Could someone please dot my "i"s?
Ianhoolihan
I have decided to begin working my way through Quantum Field Theory in a Nutshell (Zee), and hopefully thoroughly. Here is one simple question from page 11, relating to the path integral formulation of QM.
Equation (4) is
[tex]<q_F|e^{-iHT}|q_i>=\int{}Dq(t)e^{i\int_0^T dt \frac{1}{2}m{\dot{q}}^2} [/tex]
where
[tex]\int{}Dq(t)=\lim_{N\to\infty}\left(\frac{-im}{2\pi \delta t}\right)^{\frac{N}{2}}\left(\prod_{k=1}^{N-1}\int dq_k\right)[/tex]
and then Zee states that
this tells us that to obtain [itex]<q_F|e^{-iHT}|q_i>[/itex] we simply integrate over all possible paths [itex]q(t)[/itex] such that [itex]q(0)=q_i[/itex] and [itex]q(T)=q_F[/itex].

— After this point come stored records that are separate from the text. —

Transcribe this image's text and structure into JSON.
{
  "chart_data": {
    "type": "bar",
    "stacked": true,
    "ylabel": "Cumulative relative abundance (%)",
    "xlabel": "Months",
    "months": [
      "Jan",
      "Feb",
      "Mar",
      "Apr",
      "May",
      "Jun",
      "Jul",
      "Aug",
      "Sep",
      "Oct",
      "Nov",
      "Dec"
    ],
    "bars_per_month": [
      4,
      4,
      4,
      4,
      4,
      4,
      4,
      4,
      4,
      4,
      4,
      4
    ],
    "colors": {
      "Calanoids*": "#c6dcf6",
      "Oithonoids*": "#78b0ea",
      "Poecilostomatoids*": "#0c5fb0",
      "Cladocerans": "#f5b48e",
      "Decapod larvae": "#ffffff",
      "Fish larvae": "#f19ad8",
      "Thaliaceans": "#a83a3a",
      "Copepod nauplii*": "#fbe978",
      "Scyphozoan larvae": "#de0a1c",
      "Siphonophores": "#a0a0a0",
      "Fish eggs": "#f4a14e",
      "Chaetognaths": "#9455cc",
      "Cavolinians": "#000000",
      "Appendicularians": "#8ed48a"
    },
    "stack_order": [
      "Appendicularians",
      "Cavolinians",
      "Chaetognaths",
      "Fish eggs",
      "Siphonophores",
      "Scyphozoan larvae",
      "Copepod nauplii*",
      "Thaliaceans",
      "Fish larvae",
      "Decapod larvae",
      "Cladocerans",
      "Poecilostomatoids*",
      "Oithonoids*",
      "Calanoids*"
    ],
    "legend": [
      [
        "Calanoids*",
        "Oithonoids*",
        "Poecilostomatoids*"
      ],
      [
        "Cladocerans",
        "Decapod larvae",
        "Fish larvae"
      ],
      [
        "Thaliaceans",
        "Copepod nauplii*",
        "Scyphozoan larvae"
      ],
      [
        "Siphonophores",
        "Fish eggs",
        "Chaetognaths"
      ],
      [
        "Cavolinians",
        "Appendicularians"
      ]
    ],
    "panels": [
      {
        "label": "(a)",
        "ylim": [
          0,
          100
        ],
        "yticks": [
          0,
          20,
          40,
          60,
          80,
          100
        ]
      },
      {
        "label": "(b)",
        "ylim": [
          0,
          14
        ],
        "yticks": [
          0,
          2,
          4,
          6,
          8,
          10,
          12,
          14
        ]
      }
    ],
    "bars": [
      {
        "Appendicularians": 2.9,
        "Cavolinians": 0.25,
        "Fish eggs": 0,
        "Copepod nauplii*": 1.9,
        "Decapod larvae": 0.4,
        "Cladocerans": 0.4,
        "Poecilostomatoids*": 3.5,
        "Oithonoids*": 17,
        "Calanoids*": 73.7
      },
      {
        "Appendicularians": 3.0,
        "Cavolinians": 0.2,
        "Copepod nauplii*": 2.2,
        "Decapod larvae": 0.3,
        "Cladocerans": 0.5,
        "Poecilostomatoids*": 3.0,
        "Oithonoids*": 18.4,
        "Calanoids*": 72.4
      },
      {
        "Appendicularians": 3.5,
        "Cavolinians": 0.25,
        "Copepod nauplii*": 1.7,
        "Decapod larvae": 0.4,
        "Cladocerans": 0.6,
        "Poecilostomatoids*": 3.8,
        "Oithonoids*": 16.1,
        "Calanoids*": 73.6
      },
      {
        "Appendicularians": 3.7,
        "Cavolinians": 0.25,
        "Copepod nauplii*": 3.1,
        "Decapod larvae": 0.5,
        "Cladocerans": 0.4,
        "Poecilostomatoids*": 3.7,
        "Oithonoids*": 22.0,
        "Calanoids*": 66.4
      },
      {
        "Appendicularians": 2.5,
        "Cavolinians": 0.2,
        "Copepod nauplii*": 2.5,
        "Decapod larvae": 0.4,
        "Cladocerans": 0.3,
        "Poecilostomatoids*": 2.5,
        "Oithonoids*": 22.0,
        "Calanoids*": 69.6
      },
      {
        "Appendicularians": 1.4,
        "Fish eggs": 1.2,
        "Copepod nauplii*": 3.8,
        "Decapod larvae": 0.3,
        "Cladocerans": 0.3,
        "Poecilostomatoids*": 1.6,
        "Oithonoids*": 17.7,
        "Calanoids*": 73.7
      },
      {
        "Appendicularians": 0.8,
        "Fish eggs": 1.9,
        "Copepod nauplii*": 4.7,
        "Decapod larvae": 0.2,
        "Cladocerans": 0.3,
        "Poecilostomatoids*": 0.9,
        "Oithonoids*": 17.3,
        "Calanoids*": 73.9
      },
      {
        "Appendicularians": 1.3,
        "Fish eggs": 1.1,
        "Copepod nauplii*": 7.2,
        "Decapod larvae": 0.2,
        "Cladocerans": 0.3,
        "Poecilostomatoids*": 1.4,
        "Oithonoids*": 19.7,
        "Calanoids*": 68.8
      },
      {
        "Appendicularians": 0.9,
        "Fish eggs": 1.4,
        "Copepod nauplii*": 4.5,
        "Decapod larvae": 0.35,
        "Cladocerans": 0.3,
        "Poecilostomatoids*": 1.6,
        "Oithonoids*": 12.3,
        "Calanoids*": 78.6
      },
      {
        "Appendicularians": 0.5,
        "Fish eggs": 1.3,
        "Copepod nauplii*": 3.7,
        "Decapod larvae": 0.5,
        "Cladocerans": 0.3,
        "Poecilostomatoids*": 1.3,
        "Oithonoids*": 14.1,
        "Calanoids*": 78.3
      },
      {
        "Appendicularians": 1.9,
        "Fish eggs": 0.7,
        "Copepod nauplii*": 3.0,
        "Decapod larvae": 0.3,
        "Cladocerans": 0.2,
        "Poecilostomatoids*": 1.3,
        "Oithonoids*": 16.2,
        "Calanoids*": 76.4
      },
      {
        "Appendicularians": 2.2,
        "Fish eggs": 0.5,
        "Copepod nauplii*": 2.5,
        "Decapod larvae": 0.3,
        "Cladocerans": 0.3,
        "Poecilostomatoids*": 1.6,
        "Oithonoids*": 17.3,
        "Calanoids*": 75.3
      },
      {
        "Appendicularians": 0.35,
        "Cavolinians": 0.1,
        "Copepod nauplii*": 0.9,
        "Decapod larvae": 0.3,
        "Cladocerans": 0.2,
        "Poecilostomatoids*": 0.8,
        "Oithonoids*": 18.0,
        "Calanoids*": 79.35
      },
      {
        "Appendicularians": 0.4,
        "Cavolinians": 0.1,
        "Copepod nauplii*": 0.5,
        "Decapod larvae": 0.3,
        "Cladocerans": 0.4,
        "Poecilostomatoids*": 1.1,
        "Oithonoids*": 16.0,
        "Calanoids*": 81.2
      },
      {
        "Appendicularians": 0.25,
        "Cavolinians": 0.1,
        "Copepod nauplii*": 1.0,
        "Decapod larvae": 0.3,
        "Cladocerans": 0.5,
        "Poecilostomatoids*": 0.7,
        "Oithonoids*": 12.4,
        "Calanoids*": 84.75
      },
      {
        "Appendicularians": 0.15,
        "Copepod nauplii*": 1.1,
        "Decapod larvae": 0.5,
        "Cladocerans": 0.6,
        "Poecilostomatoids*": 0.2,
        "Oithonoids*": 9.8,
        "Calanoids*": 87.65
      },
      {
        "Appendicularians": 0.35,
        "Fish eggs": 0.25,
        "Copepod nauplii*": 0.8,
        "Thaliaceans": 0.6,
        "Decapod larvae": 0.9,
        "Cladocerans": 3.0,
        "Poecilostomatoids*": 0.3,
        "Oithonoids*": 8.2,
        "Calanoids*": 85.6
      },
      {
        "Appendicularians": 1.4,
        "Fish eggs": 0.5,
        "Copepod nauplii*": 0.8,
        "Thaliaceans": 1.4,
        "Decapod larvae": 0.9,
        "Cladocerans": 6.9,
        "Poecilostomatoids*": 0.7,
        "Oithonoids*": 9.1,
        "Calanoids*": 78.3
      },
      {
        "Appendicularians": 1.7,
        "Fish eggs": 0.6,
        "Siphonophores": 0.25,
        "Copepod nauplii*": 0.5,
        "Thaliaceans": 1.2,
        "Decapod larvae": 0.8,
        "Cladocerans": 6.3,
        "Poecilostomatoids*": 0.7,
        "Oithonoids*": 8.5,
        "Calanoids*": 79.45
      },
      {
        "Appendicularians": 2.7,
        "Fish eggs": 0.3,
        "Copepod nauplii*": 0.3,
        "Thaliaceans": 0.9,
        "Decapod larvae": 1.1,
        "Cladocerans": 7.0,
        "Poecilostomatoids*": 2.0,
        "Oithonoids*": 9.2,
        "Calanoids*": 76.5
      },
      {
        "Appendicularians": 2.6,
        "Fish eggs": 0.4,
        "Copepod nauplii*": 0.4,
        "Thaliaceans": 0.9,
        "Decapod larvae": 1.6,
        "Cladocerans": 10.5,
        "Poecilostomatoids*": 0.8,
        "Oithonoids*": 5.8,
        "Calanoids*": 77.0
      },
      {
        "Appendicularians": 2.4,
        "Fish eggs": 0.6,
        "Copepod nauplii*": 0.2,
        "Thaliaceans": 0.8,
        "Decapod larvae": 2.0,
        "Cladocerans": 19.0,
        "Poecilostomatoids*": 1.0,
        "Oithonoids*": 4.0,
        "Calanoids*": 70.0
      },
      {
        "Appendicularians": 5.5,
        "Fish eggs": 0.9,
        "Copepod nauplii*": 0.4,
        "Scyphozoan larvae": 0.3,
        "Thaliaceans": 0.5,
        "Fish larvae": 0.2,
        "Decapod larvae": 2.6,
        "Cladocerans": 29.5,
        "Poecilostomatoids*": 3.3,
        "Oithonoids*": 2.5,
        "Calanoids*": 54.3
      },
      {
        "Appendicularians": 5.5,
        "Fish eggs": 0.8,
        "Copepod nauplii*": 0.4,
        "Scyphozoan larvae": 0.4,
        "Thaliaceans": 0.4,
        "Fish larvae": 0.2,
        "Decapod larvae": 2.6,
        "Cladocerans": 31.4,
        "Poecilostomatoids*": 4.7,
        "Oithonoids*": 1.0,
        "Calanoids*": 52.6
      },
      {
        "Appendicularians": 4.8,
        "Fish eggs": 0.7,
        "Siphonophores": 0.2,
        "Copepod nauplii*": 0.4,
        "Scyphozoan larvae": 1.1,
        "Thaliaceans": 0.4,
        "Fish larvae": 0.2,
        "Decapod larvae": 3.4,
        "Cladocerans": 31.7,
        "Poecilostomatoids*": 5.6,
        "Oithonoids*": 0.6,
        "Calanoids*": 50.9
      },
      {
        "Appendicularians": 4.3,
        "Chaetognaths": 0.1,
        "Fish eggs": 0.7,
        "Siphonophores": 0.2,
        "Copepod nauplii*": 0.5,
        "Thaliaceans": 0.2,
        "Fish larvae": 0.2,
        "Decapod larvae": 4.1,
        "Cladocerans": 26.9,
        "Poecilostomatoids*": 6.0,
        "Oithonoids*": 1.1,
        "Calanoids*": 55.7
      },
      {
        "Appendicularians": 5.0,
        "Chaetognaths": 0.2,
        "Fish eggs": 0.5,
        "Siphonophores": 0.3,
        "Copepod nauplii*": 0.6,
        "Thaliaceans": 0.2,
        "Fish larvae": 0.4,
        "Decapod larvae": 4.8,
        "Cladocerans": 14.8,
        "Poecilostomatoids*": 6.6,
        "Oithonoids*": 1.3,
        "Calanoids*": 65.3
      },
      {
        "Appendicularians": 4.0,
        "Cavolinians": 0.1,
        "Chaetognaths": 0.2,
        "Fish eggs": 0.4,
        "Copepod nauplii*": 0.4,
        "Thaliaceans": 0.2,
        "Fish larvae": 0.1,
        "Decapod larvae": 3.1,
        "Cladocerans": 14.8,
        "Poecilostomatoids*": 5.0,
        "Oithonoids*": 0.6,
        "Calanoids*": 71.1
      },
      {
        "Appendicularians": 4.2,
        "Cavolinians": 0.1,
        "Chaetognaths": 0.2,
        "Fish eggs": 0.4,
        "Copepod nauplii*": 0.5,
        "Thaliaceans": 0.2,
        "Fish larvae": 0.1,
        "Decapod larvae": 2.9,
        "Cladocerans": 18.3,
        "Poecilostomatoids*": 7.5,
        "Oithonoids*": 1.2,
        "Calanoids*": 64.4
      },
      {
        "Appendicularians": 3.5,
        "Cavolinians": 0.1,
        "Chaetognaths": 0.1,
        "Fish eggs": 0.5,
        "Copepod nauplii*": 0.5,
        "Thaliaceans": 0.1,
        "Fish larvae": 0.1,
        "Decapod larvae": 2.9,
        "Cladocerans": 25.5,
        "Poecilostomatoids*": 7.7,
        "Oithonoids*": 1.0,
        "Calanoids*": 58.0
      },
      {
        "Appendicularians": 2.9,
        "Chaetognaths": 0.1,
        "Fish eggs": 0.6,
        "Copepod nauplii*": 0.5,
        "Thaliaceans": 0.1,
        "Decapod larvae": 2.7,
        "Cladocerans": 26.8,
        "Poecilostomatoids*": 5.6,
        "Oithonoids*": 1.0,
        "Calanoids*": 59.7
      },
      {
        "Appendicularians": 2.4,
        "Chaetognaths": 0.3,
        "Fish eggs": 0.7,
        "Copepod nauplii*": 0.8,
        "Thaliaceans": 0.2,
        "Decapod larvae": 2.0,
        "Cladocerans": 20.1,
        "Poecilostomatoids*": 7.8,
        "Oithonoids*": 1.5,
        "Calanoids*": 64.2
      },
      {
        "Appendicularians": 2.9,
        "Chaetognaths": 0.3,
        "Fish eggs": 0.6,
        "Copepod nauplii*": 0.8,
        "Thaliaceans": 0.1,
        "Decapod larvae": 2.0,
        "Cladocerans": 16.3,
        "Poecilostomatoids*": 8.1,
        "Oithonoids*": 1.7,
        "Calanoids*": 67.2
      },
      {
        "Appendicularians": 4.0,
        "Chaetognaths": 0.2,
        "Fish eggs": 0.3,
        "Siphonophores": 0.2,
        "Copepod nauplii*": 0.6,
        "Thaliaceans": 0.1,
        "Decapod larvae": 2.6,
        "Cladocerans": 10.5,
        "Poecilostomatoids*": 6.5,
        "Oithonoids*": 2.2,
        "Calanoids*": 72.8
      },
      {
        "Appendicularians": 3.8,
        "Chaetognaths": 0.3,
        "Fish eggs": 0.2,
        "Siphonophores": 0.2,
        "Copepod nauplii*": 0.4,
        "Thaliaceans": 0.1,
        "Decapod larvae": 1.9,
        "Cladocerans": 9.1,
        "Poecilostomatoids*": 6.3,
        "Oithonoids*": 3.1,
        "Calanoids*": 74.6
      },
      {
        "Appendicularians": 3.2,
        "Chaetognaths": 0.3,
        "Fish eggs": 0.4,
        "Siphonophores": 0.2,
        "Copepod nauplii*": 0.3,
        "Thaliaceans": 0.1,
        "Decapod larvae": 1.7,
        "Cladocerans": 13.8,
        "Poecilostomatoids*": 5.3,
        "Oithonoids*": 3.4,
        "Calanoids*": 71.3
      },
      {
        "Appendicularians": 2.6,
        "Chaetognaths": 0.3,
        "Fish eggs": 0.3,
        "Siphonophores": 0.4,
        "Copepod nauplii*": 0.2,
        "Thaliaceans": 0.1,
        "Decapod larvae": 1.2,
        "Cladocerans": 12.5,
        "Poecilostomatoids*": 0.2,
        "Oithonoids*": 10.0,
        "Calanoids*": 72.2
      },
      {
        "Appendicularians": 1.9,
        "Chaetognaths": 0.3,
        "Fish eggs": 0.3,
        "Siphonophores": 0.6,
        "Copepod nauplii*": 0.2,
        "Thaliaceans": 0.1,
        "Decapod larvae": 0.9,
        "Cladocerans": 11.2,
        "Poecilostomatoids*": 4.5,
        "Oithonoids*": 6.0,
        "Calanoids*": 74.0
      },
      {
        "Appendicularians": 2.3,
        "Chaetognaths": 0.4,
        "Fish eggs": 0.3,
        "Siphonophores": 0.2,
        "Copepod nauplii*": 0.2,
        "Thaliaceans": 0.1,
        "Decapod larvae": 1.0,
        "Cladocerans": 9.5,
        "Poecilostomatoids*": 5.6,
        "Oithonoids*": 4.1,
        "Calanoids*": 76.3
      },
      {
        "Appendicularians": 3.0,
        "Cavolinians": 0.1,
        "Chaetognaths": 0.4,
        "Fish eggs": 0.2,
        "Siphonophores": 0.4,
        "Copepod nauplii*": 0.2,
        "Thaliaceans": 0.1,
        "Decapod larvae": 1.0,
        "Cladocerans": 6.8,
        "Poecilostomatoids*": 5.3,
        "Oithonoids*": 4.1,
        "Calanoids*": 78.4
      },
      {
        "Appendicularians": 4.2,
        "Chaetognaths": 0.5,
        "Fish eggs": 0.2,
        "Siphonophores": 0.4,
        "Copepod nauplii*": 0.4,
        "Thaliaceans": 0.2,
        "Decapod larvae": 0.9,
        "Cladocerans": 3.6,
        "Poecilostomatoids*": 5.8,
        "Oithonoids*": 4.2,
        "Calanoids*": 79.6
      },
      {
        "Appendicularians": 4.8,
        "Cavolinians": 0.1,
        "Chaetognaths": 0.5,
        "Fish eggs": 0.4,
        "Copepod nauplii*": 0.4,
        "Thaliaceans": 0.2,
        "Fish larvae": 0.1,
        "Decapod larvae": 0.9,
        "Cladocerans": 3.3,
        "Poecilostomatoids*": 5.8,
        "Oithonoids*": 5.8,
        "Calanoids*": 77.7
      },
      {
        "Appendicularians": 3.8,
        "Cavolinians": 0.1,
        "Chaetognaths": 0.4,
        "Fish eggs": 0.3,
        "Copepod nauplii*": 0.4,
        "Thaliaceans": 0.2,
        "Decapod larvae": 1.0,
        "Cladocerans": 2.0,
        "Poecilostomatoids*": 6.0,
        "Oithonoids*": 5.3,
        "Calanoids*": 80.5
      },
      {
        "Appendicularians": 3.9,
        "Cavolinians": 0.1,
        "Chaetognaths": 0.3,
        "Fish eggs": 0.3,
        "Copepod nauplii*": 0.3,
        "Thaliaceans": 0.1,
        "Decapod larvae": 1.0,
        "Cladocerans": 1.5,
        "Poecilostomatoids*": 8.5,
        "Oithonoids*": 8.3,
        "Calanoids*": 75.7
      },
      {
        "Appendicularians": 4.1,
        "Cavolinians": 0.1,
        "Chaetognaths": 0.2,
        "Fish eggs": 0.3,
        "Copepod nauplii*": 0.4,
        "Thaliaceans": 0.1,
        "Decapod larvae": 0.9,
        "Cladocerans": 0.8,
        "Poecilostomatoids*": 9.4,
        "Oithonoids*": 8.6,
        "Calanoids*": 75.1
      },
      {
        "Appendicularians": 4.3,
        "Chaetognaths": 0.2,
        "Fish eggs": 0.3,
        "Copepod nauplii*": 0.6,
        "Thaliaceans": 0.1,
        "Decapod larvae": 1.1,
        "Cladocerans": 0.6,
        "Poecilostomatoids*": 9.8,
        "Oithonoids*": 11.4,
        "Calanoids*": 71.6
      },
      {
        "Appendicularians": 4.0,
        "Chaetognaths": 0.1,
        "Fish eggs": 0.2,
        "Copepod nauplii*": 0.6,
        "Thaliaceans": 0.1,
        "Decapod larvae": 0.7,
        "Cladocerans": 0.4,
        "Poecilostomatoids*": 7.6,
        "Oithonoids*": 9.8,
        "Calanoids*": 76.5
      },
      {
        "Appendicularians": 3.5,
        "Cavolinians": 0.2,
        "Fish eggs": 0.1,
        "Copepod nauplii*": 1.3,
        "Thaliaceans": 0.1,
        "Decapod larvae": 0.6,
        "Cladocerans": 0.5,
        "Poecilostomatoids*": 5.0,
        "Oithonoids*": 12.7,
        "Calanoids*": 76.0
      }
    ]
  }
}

I was just wondering how one can tell that this is an integral over all possible paths? As far as I can tell, it could just be a multi-dimensional volume integral (i.e. the [itex]\prod_{k=1}^{N-1}\int dq_k[/itex] term).
Could someone please dot my "i"s?
Ianhoolihan